CBS paved the way for the bigger, bolder and more “future-proof” Intergalactic FM, without doubt the greatest internet radio service and community on the planet (well, if you like electronic music). Across its four continuously streaming channels you’ll hear everything from giallo scores, library music, electro classics, underground hip-hop, synth-pop, spooky jazz, techno – there are no rules, just an unwavering commitment to great music.
What’s great about Intergalactic FM, above and beyond the quality of its music and personality of its presenters – Legowelt’s Astro Unicorn show is a weekly highlight, by the way – is that it actually tells you what the hell it is you’re listening to. Stream IFM in your iTunes and the track title of the currently playing song and the one that played before it will roll before your eyes; the IFM homepage will display the playlist for the last hour.
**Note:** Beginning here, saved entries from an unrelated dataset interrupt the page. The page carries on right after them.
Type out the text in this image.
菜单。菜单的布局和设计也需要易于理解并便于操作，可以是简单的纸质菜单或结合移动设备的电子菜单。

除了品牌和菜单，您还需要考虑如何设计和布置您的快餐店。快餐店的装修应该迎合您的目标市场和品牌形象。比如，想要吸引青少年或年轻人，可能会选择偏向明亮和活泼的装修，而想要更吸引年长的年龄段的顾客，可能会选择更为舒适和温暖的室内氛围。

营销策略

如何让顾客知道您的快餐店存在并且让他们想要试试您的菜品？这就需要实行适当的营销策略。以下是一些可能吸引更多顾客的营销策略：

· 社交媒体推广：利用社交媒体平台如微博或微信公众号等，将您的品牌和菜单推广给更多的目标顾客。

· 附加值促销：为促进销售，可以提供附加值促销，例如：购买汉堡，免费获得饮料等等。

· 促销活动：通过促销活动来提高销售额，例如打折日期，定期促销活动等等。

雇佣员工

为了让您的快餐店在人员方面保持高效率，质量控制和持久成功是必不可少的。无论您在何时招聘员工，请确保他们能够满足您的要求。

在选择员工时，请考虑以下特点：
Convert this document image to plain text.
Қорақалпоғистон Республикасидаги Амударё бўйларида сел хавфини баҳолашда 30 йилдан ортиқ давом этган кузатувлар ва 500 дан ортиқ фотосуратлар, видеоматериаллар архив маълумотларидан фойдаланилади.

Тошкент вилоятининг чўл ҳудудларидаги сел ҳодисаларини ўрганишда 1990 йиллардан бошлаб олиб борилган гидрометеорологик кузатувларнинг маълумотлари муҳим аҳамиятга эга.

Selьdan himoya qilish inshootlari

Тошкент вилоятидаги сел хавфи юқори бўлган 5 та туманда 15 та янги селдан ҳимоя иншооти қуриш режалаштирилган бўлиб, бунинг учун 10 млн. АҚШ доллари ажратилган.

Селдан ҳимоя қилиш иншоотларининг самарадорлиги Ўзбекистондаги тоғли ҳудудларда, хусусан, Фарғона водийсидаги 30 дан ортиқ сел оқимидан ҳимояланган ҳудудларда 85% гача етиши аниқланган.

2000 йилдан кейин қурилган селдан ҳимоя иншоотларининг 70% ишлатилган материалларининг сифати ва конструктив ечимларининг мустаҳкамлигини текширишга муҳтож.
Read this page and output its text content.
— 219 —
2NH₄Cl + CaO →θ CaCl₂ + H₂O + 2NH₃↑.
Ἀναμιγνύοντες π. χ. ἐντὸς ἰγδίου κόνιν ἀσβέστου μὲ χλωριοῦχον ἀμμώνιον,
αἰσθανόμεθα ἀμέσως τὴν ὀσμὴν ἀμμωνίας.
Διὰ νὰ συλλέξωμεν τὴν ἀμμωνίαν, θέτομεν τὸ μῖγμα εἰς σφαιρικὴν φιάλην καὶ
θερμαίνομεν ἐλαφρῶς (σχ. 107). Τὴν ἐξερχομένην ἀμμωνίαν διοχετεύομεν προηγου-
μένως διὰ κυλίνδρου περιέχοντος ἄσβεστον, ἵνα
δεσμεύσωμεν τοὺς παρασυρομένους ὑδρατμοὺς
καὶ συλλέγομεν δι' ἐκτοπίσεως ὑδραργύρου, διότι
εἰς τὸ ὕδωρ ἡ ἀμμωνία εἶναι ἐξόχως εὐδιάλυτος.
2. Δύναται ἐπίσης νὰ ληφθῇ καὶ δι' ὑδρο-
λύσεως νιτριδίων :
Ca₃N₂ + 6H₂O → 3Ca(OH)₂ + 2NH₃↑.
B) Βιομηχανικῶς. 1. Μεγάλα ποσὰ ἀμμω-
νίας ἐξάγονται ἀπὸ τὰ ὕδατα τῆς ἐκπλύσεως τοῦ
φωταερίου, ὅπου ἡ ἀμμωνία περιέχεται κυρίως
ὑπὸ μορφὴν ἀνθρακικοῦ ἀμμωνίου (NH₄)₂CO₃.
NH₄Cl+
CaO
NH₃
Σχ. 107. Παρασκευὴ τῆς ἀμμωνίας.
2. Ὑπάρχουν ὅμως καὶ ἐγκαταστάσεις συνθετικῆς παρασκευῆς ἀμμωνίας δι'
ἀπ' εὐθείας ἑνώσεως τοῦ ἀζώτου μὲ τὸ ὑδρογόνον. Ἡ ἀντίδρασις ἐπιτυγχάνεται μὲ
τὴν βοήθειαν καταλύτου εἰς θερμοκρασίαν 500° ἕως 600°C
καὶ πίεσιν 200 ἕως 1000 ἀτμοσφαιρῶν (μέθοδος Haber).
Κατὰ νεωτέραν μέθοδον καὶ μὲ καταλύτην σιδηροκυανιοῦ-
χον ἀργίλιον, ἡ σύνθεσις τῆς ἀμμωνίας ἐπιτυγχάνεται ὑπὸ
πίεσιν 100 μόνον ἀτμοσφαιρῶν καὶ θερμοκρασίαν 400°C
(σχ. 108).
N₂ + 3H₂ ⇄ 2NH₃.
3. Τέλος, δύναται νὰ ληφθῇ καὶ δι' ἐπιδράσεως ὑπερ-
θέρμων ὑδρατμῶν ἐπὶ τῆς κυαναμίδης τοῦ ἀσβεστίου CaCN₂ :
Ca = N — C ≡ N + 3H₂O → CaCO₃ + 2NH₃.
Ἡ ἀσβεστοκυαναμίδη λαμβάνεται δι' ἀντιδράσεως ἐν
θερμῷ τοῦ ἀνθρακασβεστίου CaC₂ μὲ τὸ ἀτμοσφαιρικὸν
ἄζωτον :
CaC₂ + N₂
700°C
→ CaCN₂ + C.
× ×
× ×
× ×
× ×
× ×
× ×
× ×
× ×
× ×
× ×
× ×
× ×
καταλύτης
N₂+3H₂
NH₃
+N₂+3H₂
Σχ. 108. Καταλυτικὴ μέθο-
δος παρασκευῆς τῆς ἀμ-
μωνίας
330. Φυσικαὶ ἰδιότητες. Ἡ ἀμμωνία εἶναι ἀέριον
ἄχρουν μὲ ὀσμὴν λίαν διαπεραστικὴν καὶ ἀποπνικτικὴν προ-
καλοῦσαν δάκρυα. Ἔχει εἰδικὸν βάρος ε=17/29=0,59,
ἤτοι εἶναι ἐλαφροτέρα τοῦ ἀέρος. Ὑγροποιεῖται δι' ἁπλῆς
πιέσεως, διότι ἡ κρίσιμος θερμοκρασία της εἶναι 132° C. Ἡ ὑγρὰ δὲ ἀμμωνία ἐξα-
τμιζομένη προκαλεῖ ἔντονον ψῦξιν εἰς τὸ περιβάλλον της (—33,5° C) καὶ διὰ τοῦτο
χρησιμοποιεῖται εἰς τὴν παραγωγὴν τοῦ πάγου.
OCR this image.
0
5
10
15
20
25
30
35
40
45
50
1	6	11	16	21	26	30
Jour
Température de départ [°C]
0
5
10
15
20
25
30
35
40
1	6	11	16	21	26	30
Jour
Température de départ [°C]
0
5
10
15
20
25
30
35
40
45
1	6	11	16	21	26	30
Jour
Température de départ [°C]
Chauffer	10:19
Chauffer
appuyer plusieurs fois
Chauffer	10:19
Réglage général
Intergalactic FM rally shares its finds and its expertise, it doesn’t just show off, and that’s what makes it so remarkable.
Be sure to check out I-f’s FACT Mix, originally broadcast on Intergalactic FM and available to download here.
With the Intergalactic FM empire growing steadily – two new channels are planned for 2010 – we spoke to Ferenc about the origins of the station, its aims, its practical difficulties. “Radio just has more possibilities than releasing records,” he says. “I can play a lot more stuff I’d like you to hear on the radio in one hour than I can release on vinyl in a year…”
Your first foray into internet radio was with CBS. What was the original vision behind that, and how did you go about making it happen?
“The reason for starting CBS was a long-standing wish to provide the planet with a 24/7 quality music stream. In Holland we always have been terrorized by horrible prefab music on the radio, pushed by the industry. This was the basis for a reasonably large pirate radio culture in the Netherlands, so at least it was good for something…
“The blueprint for CBS came actually from those days: apart from some typical disco or Chicago acid hours we played basically all kinds of music that we liked through each other.
“But that pirate radio thing was an expensive hobby so by the late 90s it was basically over. Sometimes we’d put up a transmitter for the last week of the year but it was rare that it would last longer than a few days. Then, in late 2001, me and my former radio friends started experimenting with internet radio. They really did not want to go through with it at a certain point and so in December 2002 I started CBS.”
The west coast of Holland has a rich pirate radio history. What were the most important pirates back in the day?
“One that was really big here in The Hague was Radio Stad. Their primary focus was italo disco, which for those days was great.
“Later on there was Nightlife 105 from Rotterdam in which we were heavily involved and maybe a few others. We never made it big time though…There were a lot of Dutch schlager stations active in those days too. Some of those were really big.”